Orch-OR suggests that consciousness may depend on fundamental physical processes organized within biological systems. This gives life an important role but also points beyond ordinary biological mechanism.
The theories therefore do not simply disagree about the brain. They disagree about the metaphysical status of consciousness. Is consciousness access? Integration? Prediction? Self-modeling? Recurrent processing? Quantum event? Biological function? Intrinsic causal power?
The answer determines whether consciousness is late, graded, widespread, biological, computational, or fundamental.
For the central question, contemporary theories do not yet provide a single answer. Instead, they reveal the range of possible answers still available within science.
10.11 How This Chapter Changes the Central Question
This chapter changes the central question by taking seriously the possibility that consciousness is not produced by life or matter. Consciousness-first theories reverse the usual direction of explanation and ask whether matter and life arise within consciousness rather than consciousness arising from them.
The question therefore becomes: can consciousness be fundamental without becoming scientifically empty? Consciousness-first theories address the hard problem directly, but they must explain how consciousness gives rise to organized life, individual minds, and the stable physical world.
10.12 Chapter Summary
This chapter surveyed major contemporary scientific theories of consciousness.
Global Workspace Theory explains consciousness as global broadcasting of information across the brain. Integrated Information Theory defines consciousness as integrated causal information and treats it as graded. Predictive processing and the Free Energy Principle connect consciousness to prediction, inference, embodiment, and self-regulation. Attention Schema Theory interprets consciousness as the brain’s model of its own attention. Recurrent Processing Theory locates consciousness in feedback processing within neural systems. Orchestrated Objective Reduction links consciousness to possible quantum processes in biological structures.
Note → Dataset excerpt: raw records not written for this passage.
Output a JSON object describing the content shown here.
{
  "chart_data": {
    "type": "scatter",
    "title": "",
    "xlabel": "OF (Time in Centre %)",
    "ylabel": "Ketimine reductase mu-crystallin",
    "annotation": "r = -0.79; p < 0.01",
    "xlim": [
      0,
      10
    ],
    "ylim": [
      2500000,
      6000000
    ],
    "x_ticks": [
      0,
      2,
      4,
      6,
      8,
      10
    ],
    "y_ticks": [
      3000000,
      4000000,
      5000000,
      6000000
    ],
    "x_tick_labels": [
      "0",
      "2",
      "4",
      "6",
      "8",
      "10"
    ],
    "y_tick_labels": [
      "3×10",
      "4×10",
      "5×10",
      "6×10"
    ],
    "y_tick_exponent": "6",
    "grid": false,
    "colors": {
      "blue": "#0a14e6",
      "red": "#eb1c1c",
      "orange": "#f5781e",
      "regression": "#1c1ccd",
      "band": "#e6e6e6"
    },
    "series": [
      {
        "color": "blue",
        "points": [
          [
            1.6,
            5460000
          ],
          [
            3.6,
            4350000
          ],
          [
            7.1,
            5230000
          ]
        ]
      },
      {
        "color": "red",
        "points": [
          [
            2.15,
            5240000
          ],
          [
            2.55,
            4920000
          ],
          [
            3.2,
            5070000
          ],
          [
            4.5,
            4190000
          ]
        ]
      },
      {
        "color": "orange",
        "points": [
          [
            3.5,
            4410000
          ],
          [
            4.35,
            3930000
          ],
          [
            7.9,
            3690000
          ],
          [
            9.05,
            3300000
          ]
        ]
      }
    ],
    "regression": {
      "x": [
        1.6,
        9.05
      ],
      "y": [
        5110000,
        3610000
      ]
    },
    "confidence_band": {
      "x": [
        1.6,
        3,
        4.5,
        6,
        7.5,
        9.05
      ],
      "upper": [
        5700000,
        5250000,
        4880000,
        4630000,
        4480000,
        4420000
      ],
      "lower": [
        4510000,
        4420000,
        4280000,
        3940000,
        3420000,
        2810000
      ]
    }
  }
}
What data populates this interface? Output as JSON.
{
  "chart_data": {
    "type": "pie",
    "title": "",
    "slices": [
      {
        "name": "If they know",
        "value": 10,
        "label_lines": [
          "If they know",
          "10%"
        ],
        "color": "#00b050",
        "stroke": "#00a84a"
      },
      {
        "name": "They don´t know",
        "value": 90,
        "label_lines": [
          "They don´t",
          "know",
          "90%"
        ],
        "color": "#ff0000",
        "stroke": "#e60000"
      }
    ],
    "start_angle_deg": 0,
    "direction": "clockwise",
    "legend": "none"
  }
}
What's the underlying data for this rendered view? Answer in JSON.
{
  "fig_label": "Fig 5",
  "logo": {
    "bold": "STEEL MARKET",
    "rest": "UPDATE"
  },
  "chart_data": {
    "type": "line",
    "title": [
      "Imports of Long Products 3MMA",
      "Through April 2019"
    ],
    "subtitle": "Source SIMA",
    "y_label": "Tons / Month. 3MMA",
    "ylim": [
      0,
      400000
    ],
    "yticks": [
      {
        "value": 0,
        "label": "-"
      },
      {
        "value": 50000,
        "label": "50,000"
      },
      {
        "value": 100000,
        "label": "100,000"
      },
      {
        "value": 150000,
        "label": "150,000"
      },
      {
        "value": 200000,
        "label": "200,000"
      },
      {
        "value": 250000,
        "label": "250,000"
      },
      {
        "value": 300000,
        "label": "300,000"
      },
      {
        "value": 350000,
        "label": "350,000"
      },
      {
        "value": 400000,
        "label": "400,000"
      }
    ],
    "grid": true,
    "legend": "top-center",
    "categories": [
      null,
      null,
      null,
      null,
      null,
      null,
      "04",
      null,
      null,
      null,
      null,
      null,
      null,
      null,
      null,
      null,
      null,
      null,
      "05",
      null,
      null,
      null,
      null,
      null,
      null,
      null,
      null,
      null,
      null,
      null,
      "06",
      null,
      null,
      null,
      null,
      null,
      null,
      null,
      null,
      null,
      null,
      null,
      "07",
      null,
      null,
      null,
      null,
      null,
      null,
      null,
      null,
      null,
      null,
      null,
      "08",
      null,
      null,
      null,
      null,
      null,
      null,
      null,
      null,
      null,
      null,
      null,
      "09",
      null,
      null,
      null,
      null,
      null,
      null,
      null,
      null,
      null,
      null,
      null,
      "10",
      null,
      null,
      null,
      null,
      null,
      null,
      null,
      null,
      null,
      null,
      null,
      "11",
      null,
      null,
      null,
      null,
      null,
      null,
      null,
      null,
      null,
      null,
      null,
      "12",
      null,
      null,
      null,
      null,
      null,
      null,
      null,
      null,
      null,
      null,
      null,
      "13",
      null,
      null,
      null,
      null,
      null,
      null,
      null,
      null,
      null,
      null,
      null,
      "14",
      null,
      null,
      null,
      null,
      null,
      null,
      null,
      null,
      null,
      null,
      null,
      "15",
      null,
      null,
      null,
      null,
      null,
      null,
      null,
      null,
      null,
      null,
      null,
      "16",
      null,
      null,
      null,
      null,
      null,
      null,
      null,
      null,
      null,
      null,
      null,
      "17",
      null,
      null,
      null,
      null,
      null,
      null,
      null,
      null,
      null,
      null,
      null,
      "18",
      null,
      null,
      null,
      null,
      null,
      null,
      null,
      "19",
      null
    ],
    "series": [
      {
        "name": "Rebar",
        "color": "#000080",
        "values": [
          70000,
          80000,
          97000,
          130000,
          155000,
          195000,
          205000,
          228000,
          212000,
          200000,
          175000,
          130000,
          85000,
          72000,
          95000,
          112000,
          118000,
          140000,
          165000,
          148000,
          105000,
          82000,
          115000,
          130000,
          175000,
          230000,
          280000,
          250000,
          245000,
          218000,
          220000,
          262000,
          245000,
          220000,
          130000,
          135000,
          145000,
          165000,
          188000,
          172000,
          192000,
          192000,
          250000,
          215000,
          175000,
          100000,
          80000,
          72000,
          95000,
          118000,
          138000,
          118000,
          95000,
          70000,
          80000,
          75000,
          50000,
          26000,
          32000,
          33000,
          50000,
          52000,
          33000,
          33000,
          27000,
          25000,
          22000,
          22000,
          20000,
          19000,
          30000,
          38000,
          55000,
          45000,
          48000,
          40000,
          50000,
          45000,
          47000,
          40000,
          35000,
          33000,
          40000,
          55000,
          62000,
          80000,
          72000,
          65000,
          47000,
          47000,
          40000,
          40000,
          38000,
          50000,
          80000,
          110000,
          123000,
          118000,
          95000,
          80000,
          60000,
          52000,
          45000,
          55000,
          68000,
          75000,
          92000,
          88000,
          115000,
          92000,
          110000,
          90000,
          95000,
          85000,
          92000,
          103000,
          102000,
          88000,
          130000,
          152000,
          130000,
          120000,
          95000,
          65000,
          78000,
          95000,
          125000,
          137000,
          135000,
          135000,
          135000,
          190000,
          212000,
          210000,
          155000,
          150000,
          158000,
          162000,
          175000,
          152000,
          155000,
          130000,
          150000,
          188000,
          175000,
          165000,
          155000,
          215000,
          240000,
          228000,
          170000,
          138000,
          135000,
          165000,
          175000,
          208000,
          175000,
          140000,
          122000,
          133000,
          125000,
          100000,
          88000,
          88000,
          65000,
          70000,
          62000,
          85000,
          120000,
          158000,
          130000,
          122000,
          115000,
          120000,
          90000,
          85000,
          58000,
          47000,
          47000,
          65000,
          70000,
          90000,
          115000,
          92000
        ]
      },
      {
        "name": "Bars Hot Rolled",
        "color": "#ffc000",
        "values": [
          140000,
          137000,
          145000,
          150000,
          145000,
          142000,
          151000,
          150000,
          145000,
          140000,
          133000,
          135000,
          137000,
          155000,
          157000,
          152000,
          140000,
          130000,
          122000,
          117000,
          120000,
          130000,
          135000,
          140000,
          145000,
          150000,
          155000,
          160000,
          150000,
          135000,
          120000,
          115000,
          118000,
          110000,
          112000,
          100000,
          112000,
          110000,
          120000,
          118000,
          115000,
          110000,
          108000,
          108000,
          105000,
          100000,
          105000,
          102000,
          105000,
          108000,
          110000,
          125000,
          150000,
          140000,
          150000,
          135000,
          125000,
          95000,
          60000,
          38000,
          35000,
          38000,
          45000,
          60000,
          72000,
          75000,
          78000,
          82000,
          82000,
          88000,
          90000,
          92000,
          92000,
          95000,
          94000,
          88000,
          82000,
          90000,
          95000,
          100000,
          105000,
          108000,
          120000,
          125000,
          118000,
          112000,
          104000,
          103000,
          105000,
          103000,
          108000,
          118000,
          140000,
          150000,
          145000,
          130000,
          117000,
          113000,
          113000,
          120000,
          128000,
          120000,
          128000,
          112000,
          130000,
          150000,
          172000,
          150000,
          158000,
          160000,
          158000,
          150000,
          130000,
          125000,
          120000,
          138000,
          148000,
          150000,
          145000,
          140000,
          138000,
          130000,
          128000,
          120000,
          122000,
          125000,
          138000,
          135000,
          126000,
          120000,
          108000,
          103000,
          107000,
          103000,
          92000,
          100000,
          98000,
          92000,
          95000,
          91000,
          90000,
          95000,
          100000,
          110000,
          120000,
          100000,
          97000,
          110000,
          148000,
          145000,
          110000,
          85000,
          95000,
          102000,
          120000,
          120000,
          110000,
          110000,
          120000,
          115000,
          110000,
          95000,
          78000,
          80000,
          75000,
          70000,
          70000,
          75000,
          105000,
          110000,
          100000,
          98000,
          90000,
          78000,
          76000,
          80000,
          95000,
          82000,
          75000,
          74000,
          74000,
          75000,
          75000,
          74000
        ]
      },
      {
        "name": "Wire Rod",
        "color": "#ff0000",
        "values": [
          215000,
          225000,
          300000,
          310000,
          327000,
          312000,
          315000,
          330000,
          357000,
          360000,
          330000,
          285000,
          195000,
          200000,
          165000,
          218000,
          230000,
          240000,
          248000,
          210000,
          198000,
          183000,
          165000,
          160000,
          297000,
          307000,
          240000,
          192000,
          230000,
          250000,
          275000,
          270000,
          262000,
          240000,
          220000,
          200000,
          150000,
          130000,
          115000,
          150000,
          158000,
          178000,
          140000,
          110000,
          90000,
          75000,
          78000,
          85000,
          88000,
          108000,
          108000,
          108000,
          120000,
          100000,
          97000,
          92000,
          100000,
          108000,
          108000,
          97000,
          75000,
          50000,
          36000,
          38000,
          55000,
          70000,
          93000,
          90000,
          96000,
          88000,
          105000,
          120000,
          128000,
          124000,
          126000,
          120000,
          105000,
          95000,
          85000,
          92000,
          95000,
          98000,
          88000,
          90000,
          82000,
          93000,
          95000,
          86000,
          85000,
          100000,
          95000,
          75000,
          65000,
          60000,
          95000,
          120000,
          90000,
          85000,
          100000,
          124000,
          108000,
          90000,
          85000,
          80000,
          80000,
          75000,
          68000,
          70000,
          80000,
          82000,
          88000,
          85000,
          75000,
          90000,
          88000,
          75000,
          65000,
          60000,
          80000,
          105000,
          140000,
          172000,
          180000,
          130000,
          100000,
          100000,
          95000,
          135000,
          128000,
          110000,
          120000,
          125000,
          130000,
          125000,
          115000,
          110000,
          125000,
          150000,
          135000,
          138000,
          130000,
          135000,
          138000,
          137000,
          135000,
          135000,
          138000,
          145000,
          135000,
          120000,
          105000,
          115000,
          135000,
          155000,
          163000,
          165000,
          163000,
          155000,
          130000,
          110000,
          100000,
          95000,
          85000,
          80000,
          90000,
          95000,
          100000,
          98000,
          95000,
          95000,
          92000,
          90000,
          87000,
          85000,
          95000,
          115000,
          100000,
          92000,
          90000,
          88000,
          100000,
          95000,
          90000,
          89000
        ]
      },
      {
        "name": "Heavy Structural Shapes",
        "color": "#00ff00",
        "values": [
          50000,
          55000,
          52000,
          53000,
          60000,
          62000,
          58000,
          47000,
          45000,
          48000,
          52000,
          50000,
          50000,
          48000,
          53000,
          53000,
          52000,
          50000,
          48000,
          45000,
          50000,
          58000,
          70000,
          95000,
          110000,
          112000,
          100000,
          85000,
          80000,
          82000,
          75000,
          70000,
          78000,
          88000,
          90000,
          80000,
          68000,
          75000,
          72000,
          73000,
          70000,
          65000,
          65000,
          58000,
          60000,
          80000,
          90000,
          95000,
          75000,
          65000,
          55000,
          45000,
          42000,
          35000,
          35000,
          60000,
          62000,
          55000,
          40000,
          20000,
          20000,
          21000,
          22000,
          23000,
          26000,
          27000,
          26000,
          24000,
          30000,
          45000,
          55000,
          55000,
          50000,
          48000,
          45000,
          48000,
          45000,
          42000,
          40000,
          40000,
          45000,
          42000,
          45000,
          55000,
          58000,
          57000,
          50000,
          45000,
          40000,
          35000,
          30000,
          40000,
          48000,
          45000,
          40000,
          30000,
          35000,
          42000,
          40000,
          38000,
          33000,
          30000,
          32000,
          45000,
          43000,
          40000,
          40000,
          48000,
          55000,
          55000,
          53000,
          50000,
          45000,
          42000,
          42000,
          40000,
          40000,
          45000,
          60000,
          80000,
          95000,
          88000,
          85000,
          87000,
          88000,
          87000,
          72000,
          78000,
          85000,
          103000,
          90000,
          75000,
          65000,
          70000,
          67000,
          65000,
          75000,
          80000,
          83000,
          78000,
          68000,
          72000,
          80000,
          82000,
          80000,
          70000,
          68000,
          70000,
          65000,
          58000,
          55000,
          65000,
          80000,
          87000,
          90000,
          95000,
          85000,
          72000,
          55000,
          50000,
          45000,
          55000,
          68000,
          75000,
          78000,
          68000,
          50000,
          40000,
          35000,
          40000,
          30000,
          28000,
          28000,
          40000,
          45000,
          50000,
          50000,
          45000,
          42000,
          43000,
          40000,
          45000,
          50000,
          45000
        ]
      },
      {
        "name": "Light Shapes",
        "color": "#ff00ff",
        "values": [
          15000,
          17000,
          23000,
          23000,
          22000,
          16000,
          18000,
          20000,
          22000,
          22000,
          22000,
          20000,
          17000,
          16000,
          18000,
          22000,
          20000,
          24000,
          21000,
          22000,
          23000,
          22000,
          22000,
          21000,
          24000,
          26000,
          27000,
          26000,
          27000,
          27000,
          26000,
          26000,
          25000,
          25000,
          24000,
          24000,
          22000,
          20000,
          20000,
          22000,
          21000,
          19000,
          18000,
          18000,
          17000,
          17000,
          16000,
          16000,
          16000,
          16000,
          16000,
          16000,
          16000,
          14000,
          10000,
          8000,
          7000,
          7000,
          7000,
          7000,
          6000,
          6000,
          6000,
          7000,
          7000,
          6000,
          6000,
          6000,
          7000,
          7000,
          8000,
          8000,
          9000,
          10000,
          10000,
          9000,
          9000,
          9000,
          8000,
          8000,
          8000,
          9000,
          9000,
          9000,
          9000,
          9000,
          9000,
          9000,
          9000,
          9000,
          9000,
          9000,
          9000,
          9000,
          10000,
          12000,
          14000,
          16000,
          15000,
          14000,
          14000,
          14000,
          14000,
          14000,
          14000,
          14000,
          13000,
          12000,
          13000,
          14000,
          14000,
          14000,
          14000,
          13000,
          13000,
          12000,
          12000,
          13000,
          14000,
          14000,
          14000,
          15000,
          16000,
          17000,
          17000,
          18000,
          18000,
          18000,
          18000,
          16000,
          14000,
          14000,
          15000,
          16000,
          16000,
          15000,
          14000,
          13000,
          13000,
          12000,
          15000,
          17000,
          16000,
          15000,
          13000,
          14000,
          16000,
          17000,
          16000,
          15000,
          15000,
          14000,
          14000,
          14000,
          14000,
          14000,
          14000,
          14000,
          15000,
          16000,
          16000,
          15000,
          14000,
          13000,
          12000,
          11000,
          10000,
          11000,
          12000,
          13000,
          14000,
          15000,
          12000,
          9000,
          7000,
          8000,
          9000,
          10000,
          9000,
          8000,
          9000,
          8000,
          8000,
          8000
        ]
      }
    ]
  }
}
The theories differ in mechanism, scope, testability, and philosophical implication. Some restrict consciousness to specific brain architectures. Others allow more graded or widespread forms. Some emphasize access and report; others emphasize intrinsic experience, embodiment, self-modeling, or physical foundations.
Recent adversarial collaborations show that empirical testing can sharpen the debate, but so far the field remains unsettled. Evidence may challenge parts of multiple theories at once, suggesting that consciousness may require a more integrative framework.
For the central question of this book, the lesson is clear: the theory of consciousness one adopts strongly shapes whether consciousness is viewed as a late evolutionary product, a graded feature of organized systems, a property of living self-regulation, or something more fundamental.
The open question is therefore:
Will empirical science resolve the debate between theories, or is the disagreement fundamentally philosophical?